Ethnic infanticide and forced abortions qualify as two of the acts which?constitute genocide: killing members of a group and attempting to prevent group?births.

Genocide on religious grounds

Before the division of Korea, the north was considered to be the center of Christianity in East Asia with millions of believers; 25-30% of the population in Pyongyang was Christian. Today, North Korea is internationally recognized as the worst violator of religious freedom in the world and true religious belief is not tolerated. Christians are either publicly executed or forcibly transferred to concentration camps where they are systematically starved, tortured and worked to death along with their entire families to three generations, including non-religious relatives and children. The cruelty and barbarity occurring in these camps has no parallel in the world today. In 2002, the National Association of Evangelicals stated that North Korea is "more brutal, more deliberate, more implacable, and more purely genocidal" than any other nation in the world.
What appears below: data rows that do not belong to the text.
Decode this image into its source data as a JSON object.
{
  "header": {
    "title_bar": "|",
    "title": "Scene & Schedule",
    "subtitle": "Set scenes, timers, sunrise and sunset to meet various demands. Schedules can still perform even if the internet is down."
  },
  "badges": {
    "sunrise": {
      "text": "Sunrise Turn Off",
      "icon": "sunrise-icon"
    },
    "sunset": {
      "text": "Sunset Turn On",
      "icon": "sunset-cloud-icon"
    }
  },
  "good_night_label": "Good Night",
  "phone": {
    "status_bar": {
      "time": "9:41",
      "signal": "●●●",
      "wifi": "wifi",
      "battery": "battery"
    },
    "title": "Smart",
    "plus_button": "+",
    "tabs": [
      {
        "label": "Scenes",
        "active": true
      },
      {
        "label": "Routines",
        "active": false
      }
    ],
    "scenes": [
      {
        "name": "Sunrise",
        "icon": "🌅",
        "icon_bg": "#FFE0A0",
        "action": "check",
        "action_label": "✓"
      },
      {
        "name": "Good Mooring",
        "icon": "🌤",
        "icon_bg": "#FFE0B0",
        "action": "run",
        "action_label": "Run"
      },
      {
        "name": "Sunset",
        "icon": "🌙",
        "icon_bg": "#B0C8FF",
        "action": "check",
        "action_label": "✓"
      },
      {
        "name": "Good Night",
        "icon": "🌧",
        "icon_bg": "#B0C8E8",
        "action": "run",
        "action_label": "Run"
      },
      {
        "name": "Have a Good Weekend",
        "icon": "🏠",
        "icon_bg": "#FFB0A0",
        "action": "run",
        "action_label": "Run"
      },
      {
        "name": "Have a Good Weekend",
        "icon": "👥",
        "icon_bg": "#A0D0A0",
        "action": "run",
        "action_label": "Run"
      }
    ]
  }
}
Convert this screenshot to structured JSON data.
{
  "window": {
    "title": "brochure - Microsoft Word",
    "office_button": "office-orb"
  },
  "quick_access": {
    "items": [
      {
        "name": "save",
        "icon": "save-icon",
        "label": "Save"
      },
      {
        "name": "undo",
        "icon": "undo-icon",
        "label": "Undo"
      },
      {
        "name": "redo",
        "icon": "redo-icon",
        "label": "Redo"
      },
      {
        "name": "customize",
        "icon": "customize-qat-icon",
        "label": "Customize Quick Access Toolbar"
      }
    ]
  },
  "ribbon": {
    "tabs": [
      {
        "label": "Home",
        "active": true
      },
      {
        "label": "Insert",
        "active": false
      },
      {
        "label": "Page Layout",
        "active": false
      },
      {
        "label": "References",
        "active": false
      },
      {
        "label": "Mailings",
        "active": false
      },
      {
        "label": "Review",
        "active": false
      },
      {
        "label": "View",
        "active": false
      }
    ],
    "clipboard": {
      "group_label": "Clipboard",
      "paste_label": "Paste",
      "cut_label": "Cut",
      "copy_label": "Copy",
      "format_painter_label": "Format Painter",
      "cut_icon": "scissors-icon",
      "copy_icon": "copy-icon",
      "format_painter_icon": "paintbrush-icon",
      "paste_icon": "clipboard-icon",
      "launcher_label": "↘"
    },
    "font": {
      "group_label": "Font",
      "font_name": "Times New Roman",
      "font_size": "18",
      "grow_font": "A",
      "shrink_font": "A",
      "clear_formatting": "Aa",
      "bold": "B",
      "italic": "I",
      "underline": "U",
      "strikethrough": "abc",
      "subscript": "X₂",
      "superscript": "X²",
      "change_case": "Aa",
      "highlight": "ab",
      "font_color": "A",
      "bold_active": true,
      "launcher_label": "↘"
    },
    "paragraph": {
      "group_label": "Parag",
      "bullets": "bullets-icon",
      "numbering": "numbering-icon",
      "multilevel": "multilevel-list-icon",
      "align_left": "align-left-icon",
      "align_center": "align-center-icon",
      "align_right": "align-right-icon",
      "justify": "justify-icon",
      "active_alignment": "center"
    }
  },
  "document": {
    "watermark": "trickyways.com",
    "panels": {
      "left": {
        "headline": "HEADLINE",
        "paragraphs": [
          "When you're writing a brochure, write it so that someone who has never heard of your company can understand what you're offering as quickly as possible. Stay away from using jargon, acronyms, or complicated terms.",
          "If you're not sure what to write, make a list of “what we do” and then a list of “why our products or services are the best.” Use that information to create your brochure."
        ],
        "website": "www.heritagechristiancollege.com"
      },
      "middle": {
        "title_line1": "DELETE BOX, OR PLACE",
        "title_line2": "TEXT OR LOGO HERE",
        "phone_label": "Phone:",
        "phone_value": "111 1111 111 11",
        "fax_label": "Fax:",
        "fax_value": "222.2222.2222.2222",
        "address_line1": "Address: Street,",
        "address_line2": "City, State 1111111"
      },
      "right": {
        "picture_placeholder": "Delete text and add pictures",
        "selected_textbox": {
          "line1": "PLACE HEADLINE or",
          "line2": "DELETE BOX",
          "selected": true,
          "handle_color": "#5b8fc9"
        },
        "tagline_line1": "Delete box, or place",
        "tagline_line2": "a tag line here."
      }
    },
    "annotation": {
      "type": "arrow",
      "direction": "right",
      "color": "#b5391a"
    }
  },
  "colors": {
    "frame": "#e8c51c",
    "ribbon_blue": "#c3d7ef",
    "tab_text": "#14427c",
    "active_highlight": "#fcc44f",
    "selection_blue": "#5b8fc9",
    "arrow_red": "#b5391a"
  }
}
Every method which constitutes genocide as outlined in the Convention is being utilized by the regime to destroy its indigenous religious population through the widespread practice of public executions, systematic use of torture, deliberate deprivation of food and medicine in concentration camps, persecution of the children of religious believers, and the forcible transfer and imprisonment of children.

Inhumanity which has no precedent

In May of this year, Amnesty International released a report and satellite images which indicate that the "mass political prison camps" in North Korea have grown dramatically over the last ten years. Most of the prisoners are held in areas known as "Total Control Zones" from which they will never be permitted to come out. 100% of the prisoners in these areas are being exterminated for perceived political offenses; in other words they have committed no crime whatsoever.

Ahn Myong Chol is a former guard and one of the first witnesses to focus international attention on the mass atrocities taking place in the camps. He told MSNBC in 2003, "They trained me not to treat the prisoners as human beings.

If someone is against socialism, if someone tries to escape from prison, then kill him. If there's a record of killing any escapee, then the guard will be entitled to study in the college... Beating and killing is an everyday affair."

Kwon Hyok is the former head of security at North Korea's Prison Camp 22. He was the first to disclose to the world about the extensive use of gas chambers and the conducting of medical experiments on prisoners, including children in the "Total Control Zone". Hyok told BBC in 2004, "It would be a total lie to say I felt sympathy for the children dying such a painful death... In the society and the regime I was under, I just felt they were enemies; so I felt no sympathy or pity for them at all."

About one-third of the over 200,000 innocent human beings in North Korea's camps today are children condemned as guilty-by-association according to Kim Il-sung's 1972 proclamation.

In reference to the atrocities being committed against North Korean children, N.C. Heiken, director of the film "Kimjongilia", who is of Jewish background, said to the Daily NK in June, "The most shocking thing is that there is such a thing as a totally closed prison camp, and that a child could be born in this camp with no hope to ever leave it. Essentially, that child is being raised as a slave or an animal, and I think that is the most debased thing I have ever heard of in the history of humanity."

The international response

During talks in July between the U.S. and the DPRK as expected, there was no allusion to the "issue" of arbitrary killings, mass starvation, the enslavement of children, or heinous and systematic torture taking place every day in North Korea's prison camps. Likewise the six-party talks since its inception in 2003 has not included even the mere mention of the term "human rights" in any one of its sporadic meetings, while innumerable North Koreans have been exterminated in absolute silence.

Yet this is much more than a human rights issue. This is genocide.